Le Cameroun a par ailleurs ratifié en 2021 le traité instituant l’Agence africaine du médicament (AMA). Le rapport indique que plusieurs unités locales, parmi lesquelles SIPP, Tebimosa Pharmaceuticals et CINPHARM, ont augmenté leurs capacités de production. Il relève toutefois que l’accès au marché national demeure l’un des principaux défis de la filière.
Le marché africain reste dominé par quelques pôles
Les chiffres du rapport montrent une concentration des capacités pharmaceutiques entre plusieurs pays africains. Le Maroc, avec 40 unités, couvre 65% de sa consommation nationale. La Tunisie, avec 28 unités, atteint 45%. À l’autre extrémité du classement présenté, le Cameroun dispose de huit unités pour seulement 5 % de couverture. Le Sénégal, avec quatre unités, affiche une couverture de 10 à 15%, tandis que la Côte d’Ivoire atteint 8% avec cinq unités.
Le tableau met ainsi en évidence des écarts de couverture qui ne sont pas directement proportionnels au nombre d’unités industrielles recensées.
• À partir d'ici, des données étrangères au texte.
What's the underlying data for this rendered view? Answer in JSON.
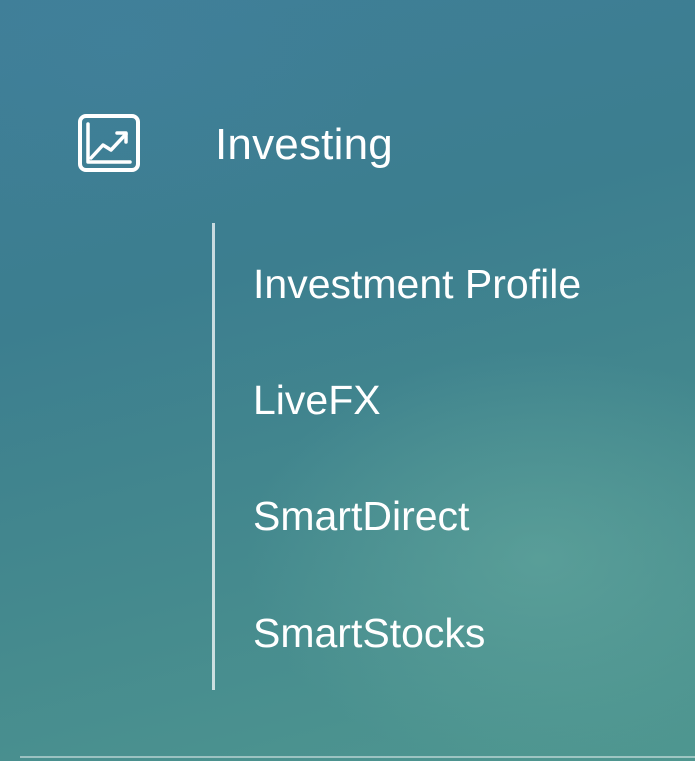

Pour le Cameroun, l’objectif fixé par la SNDIPHAL implique de faire passer la production locale de 5% de la consommation formelle en 2025 à 25% en 2030. Le rapport d’évaluation à mi-parcours de la SND30 associe le développement de cette capacité industrielle à la disponibilité des médicaments nécessaires au déploiement de la Couverture santé universelle.
Classement des 5 pays africains selon leur couverture de la consommation de médicaments
- Maroc — 65%
- 40 unités industrielles
- La production locale couvre 65% de la consommation nationale de médicaments.
- Tunisie — 45%
- 28 unités industrielles
- La production locale couvre 45% du marché national.
- Sénégal — 10 à 15%
- 4 unités de production
- La production locale couvre entre 10% et 15% de la consommation nationale.
- Côte d’Ivoire — 8%
- 5 unités industrielles
- La production locale couvre 8% de la consommation nationale.
- Cameroun — 5%
- 8 unités industrielles
- La production locale ne couvre que 5% de la consommation formelle de médicaments à fin 2025.